Loneliness is a feeling, not necessarily a state of being alone. Suzette Bray, a licensed therapist, points out that comparing ourselves to others with busier social lives can make us feel lonely even when we’re not alone.

“Recognizing that everyone’s journey is unique and that it’s okay to feel lonely sometimes helps mitigate negative self-judgment and opens up space to take steps to reach out and connect,” Bray advises.

Bray also recommends embarking on a journey of self-discovery by trying out different activities. This can help you identify new passions and connect with others who share similar interests.

“Sampling a lot of new activities can help folks figure out what they enjoy and can lead them to finding companions who also enjoy these activities,” says Bray.

Volunteering is another effective way to alleviate feelings of loneliness. It provides an opportunity to meet new people and experience a sense of shared purpose.

“Offer your skills or interests to a local organization that you resonate with,” suggests Ray Christner, a cognitive behavior therapy specialist.

If you’ve found yourself drifting apart from others due to the demands of daily life, make a conscious effort to reach out and reconnect. Bray suggests that reconnecting with past relationships can be “especially rewarding” due to shared history and mutual interests.

Maintaining and deepening existing relationships is also crucial.
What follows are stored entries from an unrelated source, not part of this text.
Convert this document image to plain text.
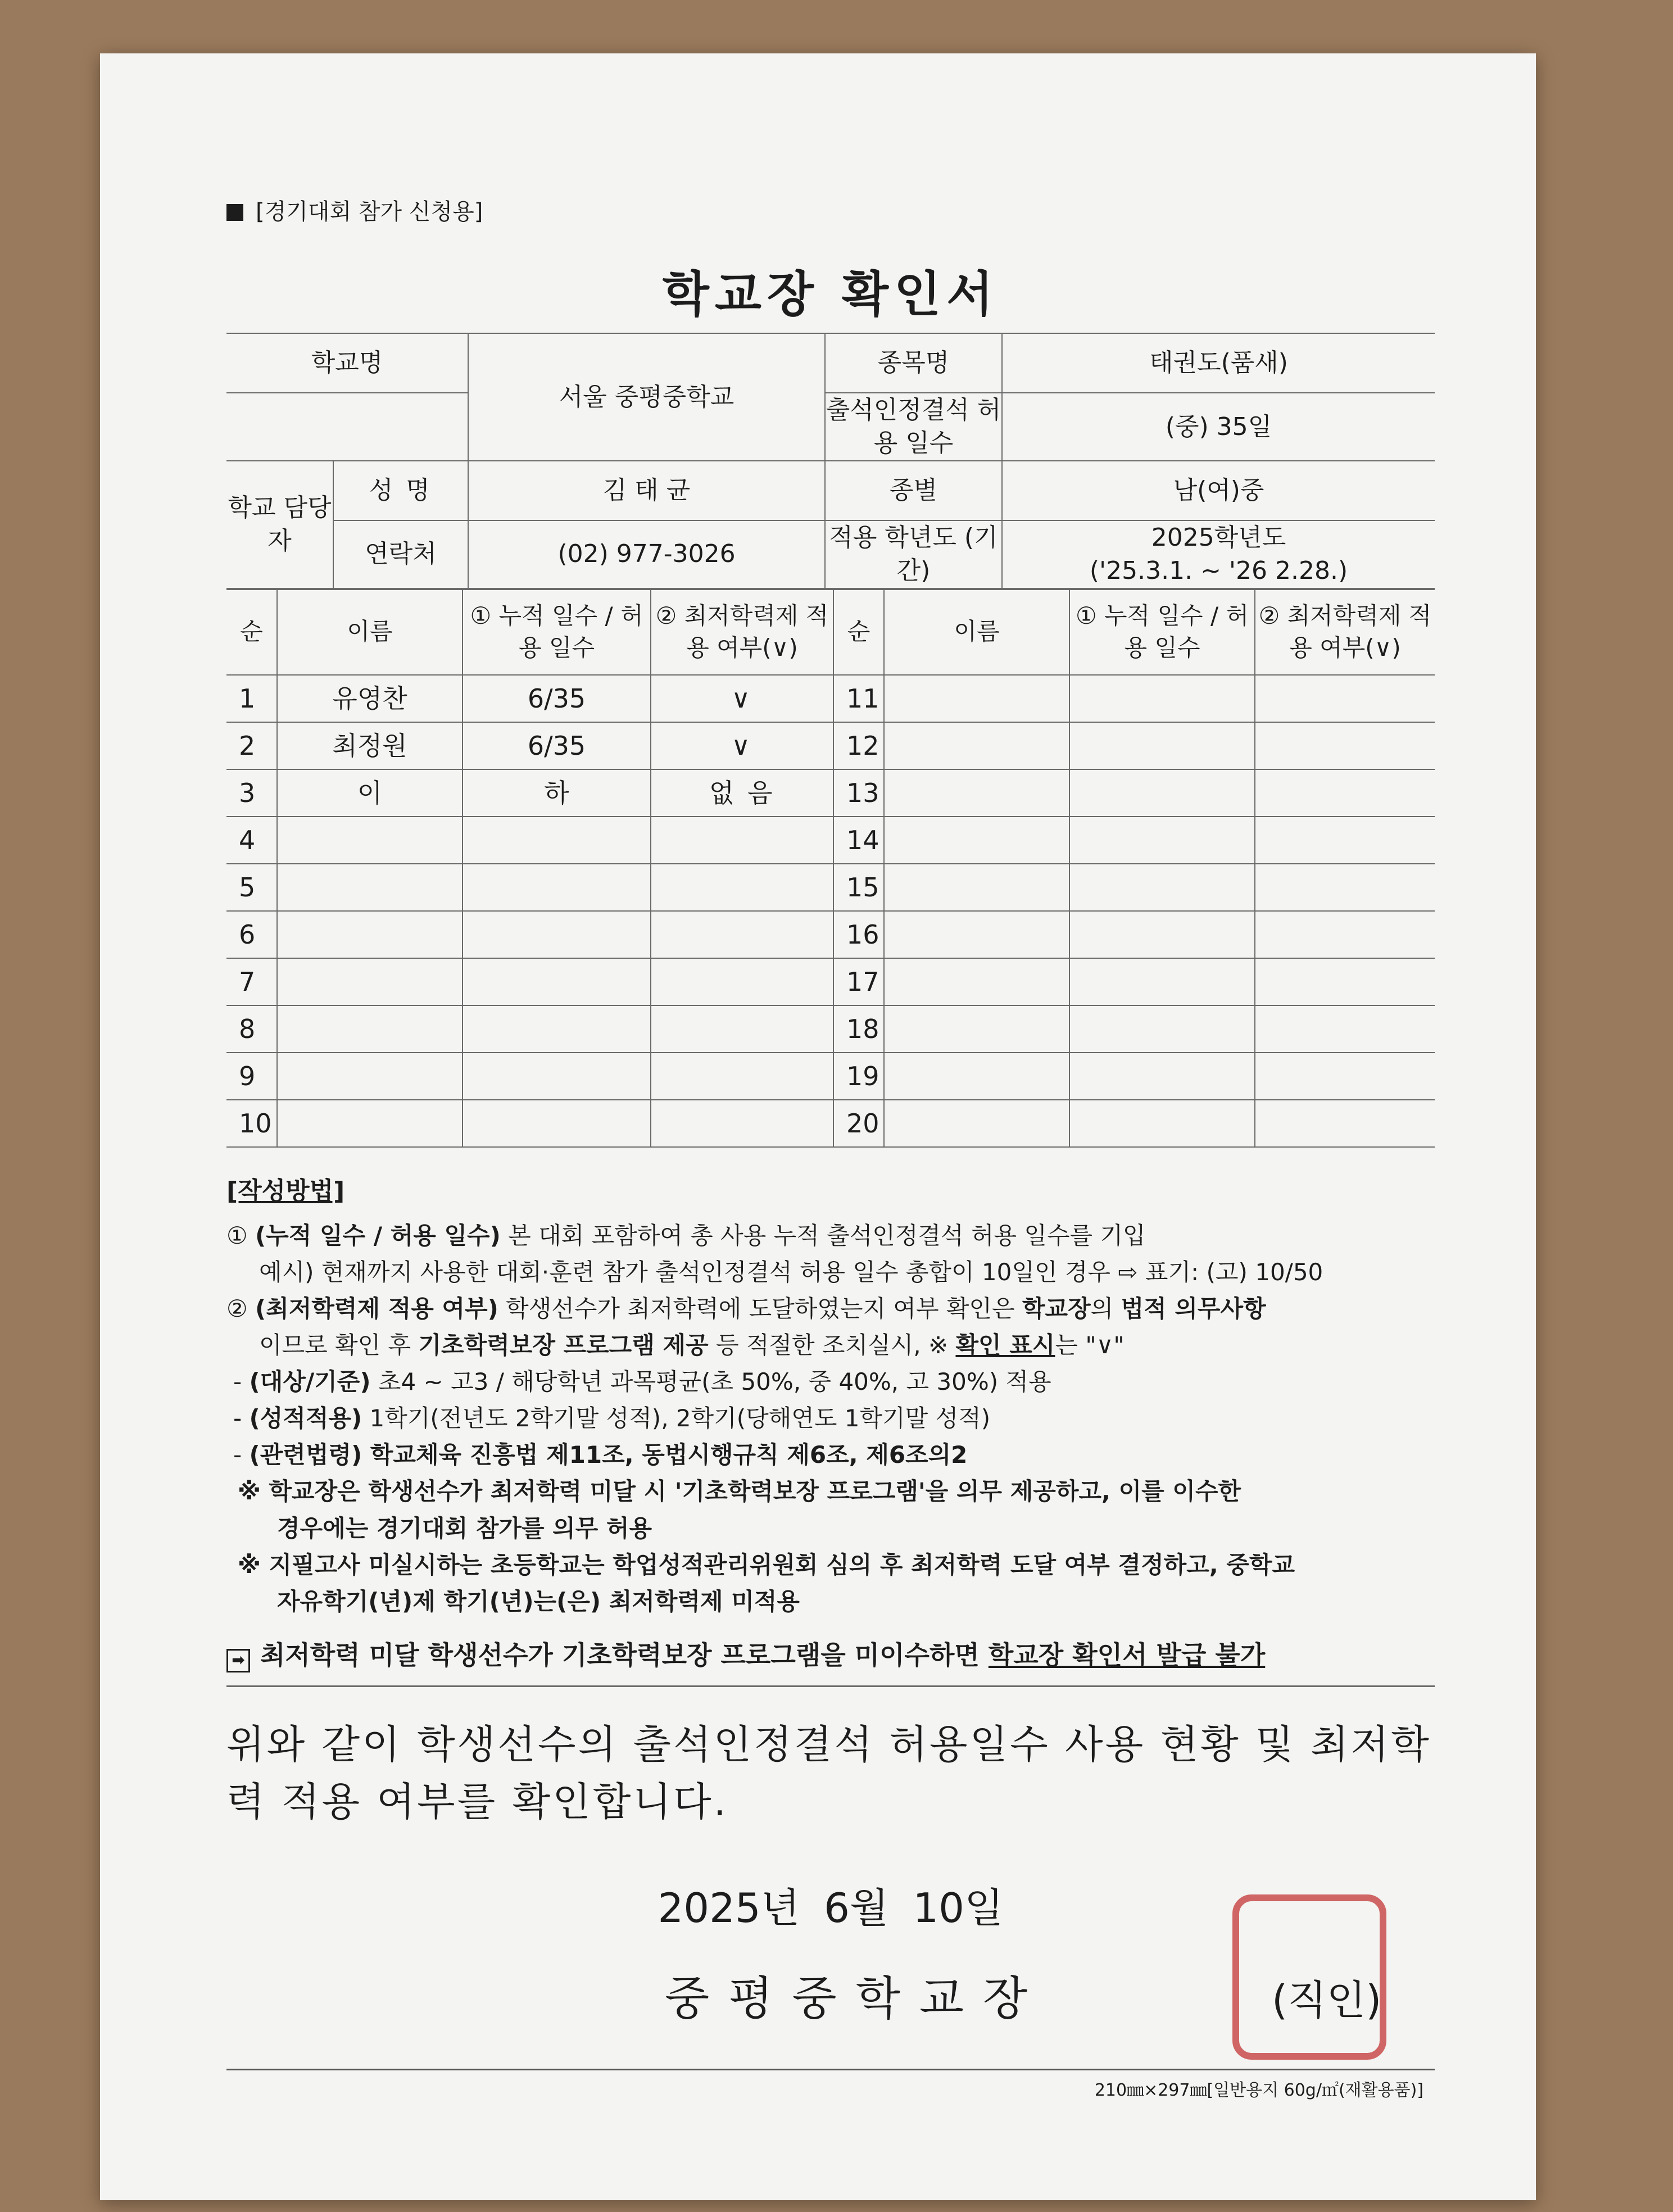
[경기대회 참가 신청용]
학교장 확인서
학교명		서울 중평중학교	종목명	태권도(품새)
			출석인정결석 허용 일수	(중) 35일
학교 담당자	성 명	김 태 균	종별	남(여)중
	연락처	(02) 977-3026	적용 학년도 (기간)	2025학년도
('25.3.1. ~ '26 2.28.)
순	이름	① 누적 일수 / 허용 일수	② 최저학력제 적용 여부(∨)	순	이름	① 누적 일수 / 허용 일수	② 최저학력제 적용 여부(∨)
1	유영찬	6/35	∨	11			
2	최정원	6/35	∨	12			
3	이	하	없 음	13			
4				14			
5				15			
6				16			
7				17			
8				18			
9				19			
10				20			
[작성방법]

① (누적 일수 / 허용 일수) 본 대회 포함하여 총 사용 누적 출석인정결석 허용 일수를 기입

예시) 현재까지 사용한 대회·훈련 참가 출석인정결석 허용 일수 총합이 10일인 경우 ⇨ 표기: (고) 10/50

② (최저학력제 적용 여부) 학생선수가 최저학력에 도달하였는지 여부 확인은 학교장의 법적 의무사항

이므로 확인 후 기초학력보장 프로그램 제공 등 적절한 조치실시, ※ 확인 표시는 "∨"

- (대상/기준) 초4 ~ 고3 / 해당학년 과목평균(초 50%, 중 40%, 고 30%) 적용

- (성적적용) 1학기(전년도 2학기말 성적), 2학기(당해연도 1학기말 성적)

- (관련법령) 학교체육 진흥법 제11조, 동법시행규칙 제6조, 제6조의2

※ 학교장은 학생선수가 최저학력 미달 시 '기초학력보장 프로그램'을 의무 제공하고, 이를 이수한

경우에는 경기대회 참가를 의무 허용

※ 지필고사 미실시하는 초등학교는 학업성적관리위원회 심의 후 최저학력 도달 여부 결정하고, 중학교

자유학기(년)제 학기(년)는(은) 최저학력제 미적용

➡ 최저학력 미달 학생선수가 기초학력보장 프로그램을 미이수하면 학교장 확인서 발급 불가
위와 같이 학생선수의 출석인정결석 허용일수 사용 현황 및 최저학력 적용 여부를 확인합니다.
2025년 6월 10일
중평중학교장	(직인)
210㎜×297㎜[일반용지 60g/㎡(재활용품)]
Colleen Marshall, vice president of clinical care at Two Chairs, recommends scheduling regular times to connect with important people in your life.

“Having a regularly scheduled visit for connection can help deepen a relationship you already have and also remind you when you might feel lonely that you have a touch point with someone you care about coming soon,” she says.

Practicing “loving kindness meditation” can also help foster feelings of closeness when you’re alone.

“This form of meditation goes beyond calming the mind; it nurtures a sense of compassion and love for oneself and others, reducing loneliness and easing solitude,” Bray explains.

Finally, writing can be a powerful tool for combating loneliness. Christner suggests sending handwritten notes to loved ones, expressing gratitude, sharing memories, or offering words of encouragement. This not only helps you feel less alone but can also brighten someone else’s day.